| 名前 | ヘリクリサム |
| 学名 | Helichrysum italicum |
| 科名 | キク科 |
| 抽出部位 | 花 |
| 抽出方法 | 水蒸気蒸留法 |
| 香り | フローラル系。ラズベリーを思わせるほものかに甘いフローラルな香り。 |
| 主な成分 | 酢酸ネリル: 35-50%を占める主要成分。 リモネン: ~10%含まれる。 β-ジオン: ケトン類ではあるが、毒性は低く、打撲やあざの解消に驚異的な効果を示す。 |
ヘリクリサムの神話やエピソード
イモーテルとも呼ばれます。イモーテルとは不死身を表し、「太陽の花」と称されることもあり、黄金色に輝く花は不死性や再生の象徴ともされ、神殿の装飾にも用いられていたと言われています。中世のヨーロッパでは、魔除けや悪霊除けとして家の中に吊るす風習もありました。
また、「不老長寿の薬草」として修道院医学でも重宝され、聖ヒルデガルトの記録にも類似の植物が登場しています。19世紀にはフランスで蒸留技術が確立され、アロマテラピー分野においても評価が高まりました。
近代では、その優れた皮膚再生効果や血液循環促進作用から、化粧品業界でも注目されています。フランスやイタリアでは「ヘリクリサムの畑」が観光名所になるほど人気で、精油は非常に希少で高価なものの一つです。

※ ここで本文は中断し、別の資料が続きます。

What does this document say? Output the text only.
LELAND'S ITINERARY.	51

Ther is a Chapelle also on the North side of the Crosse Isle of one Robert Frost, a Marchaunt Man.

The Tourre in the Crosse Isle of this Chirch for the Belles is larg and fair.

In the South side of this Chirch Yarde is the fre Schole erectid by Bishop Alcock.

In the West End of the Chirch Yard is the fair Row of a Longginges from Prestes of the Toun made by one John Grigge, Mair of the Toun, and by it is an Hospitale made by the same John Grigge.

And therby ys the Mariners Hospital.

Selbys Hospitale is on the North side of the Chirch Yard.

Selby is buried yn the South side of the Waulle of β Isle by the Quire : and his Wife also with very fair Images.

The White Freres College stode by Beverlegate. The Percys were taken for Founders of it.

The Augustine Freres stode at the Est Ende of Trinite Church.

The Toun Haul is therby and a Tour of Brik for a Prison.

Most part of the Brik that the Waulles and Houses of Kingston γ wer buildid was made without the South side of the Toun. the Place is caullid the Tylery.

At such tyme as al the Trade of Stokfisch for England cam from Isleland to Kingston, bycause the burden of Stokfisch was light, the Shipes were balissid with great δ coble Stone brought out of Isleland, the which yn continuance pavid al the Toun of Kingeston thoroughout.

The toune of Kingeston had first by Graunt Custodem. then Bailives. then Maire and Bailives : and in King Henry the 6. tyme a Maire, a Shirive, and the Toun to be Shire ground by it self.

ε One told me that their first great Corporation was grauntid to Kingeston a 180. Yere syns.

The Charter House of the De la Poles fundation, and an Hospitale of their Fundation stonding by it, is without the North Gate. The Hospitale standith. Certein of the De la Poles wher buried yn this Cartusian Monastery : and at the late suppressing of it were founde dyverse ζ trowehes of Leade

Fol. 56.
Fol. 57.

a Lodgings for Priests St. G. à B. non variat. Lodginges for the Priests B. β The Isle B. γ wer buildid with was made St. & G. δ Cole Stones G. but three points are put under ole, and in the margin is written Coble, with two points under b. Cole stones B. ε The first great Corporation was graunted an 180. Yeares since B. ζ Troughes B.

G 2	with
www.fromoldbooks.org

血腫抑制や血液凝固の阻止を期待して用いられます。打撲やあざやこぶといえばヘリクリサムです。必要に応じて幹部に塗布すると驚異的な効果があるとされます。
スポーツアロマ、とも呼ばれます。
ヘリクリサムの効果効能
心への効果

ヘリクリサムの香りは、心の深い部分に働きかけ、過去の感情的な傷やトラウマを癒す力があるとされています。
怒りや悲しみ、不安などのネガティブな感情を和らげ、内面の落ち着きを取り戻すサポートをしてくれます。繊細で温かみのある香りは、心の緊張をほぐし、安心感を与えることで知られています。
- 抗不安作用(Anxiolytic)
- 鎮静作用(Sedative)
- 抗うつ作用(Antidepressant)
- 神経バランス調整作用(Nervine)
身体への効果

ヘリクリサムは「自然の抗炎症剤」とも呼ばれるほど、炎症に対する高い効果が期待されています。
打撲や筋肉痛、関節の痛みなどに有効とされ、血流を促進し、老廃物の排出を助けます。また、皮膚の修復にも優れており、瘢痕形成(傷あと)やアトピー、湿疹のケアにも用いられています。。
- 抗炎症作用(Anti-inflammatory)
- 鎮痛作用(Analgesic)
- 瘢痕形成作用(Cicatrisant)
- 静脈強壮作用(Phlebotonic)
- 抗アレルギー作用(Antiallergic)
環境への効果

ヘリクリサムの香りを空間に拡散させることで、心と体の再生力を高める効果が期待されます。疲労感の蓄積した空間に香らせると、精神的・肉体的な緊張をゆるめ、深いリラックスへと導きます。集中力を維持しながら、過度なストレスを和らげるため、癒しと活力の両面で空間に調和をもたらします。
- 抗ストレス作用(Anti-stress)
- リラクゼーション促進作用(Relaxant)
- 神経強壮作用(Tonic for nervous system)
- 空間清浄作用(Air-purifying)
ヘリクリサムがおすすめの空間・店舗
ショールーム
高級感と洗練された印象が求められるショールームでは、ヘリクリサムの深みのあるハーバル・フローラル調の香りが空間の品格を引き立てます。
ネリルアセテートやイタリドン類などの成分は心を穏やかに整える働きがあり、高額な製品を選ぶ顧客の緊張を和らげ、購買意欲を高める効果が期待できます。
エステやスパ
心身をトータルに癒すことを目的とした空間において、ヘリクリサムの香りは非常に相性が良いです。
抗炎症や鎮静効果により、スキンケア施術との相乗効果が生まれます。
施術中のリラックス効果を高めるだけでなく、空間全体に深い癒しをもたらします。
マンションの共有ラウンジ
住民の心身の安定や快適さを提供する場として、ラウンジなどの共用スペースにヘリクリサムを取り入れるのもおすすめです。
優しく包み込むような香りが、住まう人々に「帰ってきた」という安心感を与え、心理的な満足度を向上させます。